L’amoureux des jeux de maux
Patrice Delbourg est avant tout un poète qui jongle avec les mots et les rêves.
L’animal littéraire n’a pas que des amis, c’est signe qu’il a un talent qui dérange. Son style dégaine plus vite que son ombre. Fermons les yeux sur son enthousiasme à dézinguer des proies faciles, car ses services rendus à la littérature sont plus nombreux. Avec Jérôme Garcin, Pierre Drachline, Pierre-Robert Leclercq et François Bott, il est l’un des plus grands lecteurs d’écrivains par excellence : la liste est longue, de Perros à Guérin via Hyvernaud et Hardellet. Il a d’ailleurs rassemblé toutes ses mises au tableau d’honneur des Lettres dans deux superbes sarcophages :“Les désemparés” et “Le Bateau livre”. En marge de ses articles, il a une œuvre poétique éditée au Castor Astral. S’il n’en reste qu’un, cela sera celui-là. Depuis son enfance, le désormais sexagénaire aime jouer avec le langage. Une manie qui est devenue une passion, puis un métier. Chez les Delbourg, on cultive l’esprit de père en fils, à tel point que le patronyme est devenu Calemdelbourg !
Et comme la vie d’un père d’écrivain se termine toujours par un livre, l’héritier nous a donné “Longtemps j’ai cru mon père immortel”. Rien ne nous est épargné : pas plus l’agonie que les ouvertures lumineuses de Roger Piantoni. Delbourg junior à l’art de dire beaucoup en cachant parfois l’essentiel. Son père, lui, pestait contre la terre entière, à la manière d’un Céline sans œuvre.

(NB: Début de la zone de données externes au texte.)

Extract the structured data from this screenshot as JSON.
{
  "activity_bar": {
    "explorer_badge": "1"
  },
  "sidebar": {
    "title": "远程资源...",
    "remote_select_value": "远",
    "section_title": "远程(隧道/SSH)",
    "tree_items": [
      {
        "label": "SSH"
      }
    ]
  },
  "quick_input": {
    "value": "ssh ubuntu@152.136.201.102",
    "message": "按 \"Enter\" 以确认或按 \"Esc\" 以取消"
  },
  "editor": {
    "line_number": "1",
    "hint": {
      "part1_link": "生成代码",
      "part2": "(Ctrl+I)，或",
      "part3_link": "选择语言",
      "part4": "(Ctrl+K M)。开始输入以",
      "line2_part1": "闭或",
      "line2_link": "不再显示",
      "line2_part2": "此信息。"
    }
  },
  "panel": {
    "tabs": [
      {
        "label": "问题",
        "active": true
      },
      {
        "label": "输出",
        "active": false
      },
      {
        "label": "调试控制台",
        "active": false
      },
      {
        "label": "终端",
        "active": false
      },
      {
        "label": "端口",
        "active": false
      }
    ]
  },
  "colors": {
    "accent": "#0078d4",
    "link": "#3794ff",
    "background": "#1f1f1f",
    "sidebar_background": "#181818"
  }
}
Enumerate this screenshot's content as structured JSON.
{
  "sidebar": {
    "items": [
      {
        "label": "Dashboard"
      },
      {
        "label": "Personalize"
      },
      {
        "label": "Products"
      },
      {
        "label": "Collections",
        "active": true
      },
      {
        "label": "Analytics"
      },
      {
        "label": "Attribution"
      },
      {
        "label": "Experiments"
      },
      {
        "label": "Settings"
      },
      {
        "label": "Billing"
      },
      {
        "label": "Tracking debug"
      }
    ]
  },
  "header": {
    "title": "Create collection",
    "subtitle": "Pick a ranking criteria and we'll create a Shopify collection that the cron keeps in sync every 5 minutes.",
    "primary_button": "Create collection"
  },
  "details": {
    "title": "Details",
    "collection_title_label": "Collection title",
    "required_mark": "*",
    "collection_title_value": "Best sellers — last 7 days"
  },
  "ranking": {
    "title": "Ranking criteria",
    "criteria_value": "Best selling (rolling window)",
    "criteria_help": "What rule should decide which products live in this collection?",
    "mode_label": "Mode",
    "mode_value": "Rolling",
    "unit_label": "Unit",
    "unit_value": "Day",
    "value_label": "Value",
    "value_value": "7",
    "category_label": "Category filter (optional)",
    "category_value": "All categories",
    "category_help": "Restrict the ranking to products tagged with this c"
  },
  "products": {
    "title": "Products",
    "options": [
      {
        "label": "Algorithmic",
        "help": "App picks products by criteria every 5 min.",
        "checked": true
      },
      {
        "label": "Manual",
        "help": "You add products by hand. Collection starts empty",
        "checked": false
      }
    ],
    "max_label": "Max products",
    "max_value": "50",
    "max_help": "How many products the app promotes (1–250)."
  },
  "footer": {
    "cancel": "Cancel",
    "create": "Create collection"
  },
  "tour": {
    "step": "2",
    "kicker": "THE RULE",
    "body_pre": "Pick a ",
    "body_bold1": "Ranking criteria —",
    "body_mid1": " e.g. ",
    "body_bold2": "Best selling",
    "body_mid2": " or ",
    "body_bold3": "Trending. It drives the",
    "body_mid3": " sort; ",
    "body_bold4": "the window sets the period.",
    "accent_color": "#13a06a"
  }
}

Tout a commencé par “Toboggans”, un premier recueil de poèmes dans la veine citadine des enfants inconsolables de devoir grandir. Comme il a vite compris que la vie est une maladie qui se termine mal, il tient le journal de son hypocondrie dont un tome a été publié au Seuil en 1994. Hélas ! les vrais pépins physiques ont quitté la fiction dans le parcours de cet homme très secret qui ne parle jamais de sa vie privée même s’il n’hésite pas à montrer sa carte de fidélité d’un mirodrome où il va rechercher les fantômes d’Yves Martin et d’André Hardellet au milieu des Kleenex. Le fils unique a de multiples plaisirs solitaires. Il flâne sur une bécane des années 1960 et supporte le club de Sedan rétrogradé en CFA. Il n’y a que Delbourg pour choisir en exergue d’un livre (“Un soir d’aquarium”), à la fois Chamfort (« Apprendre à mourir ! Et pourquoi donc ? On y réussit très bien la première fois ! ») et Pierre Doris (« C’est très beau, un arbre dans un cimetière. On dirait un cercueil qui pousse »). Tout est dit : le désespoir et l’humour.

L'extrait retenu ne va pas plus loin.